Don't forget about a clean ground for your negative, and a ground strap from the block to firewall will help.
its 61 amp according to the autozone website...can i just run a battery cable from the block to the firewall? and all of my connections are like brand new (mostly because they are).
This must be very common to these trucks, as I have owned many of them and most all have had this problem. I currently have a 71 f100 that has it. Until, I recently installed white face gauge decals,I had alot of difficulty trying to read the gauges at idle or low rpm.
Don't forget to ground from the body to the frame or engine itself. DO NOT count on your engine mounts to make the grounding connection. I am sure that is why I had so many problems and led to the new harness at almost $300. Spend the $15 extra for some piece of mind. Just my two cents and trying to help you avoid my problems.

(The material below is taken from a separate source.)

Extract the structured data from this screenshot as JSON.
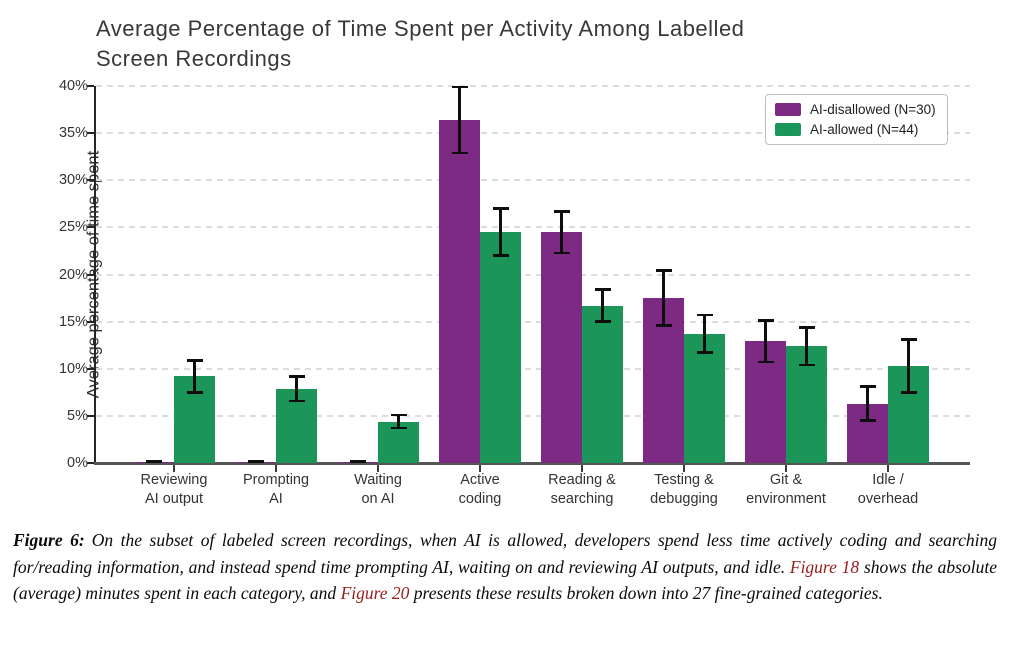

Okay, 61amps but at what RPM does this alternator put out 61amps?
There is also the possibility that your battery just can't handle it. I'm not sure if it's new or not, but if not that would be suspect also. Your indication that the lights are dim at idle suggest that 1) Idle speed too low, or 2) alternator just not putting out decent amperage at low RPM.
If you guys still have the old "points style" voltage regulator, you're just throwing money away by replacing everything else. I replaced mine with a solid state unit and it doesn't do it anymore. I've had 2 '60 models, a '72, and my current '71- they all acted the same way.
points style voltage regulator? solid state regulator? You've got my interest, could you please explain the difference and which solid state reg to get?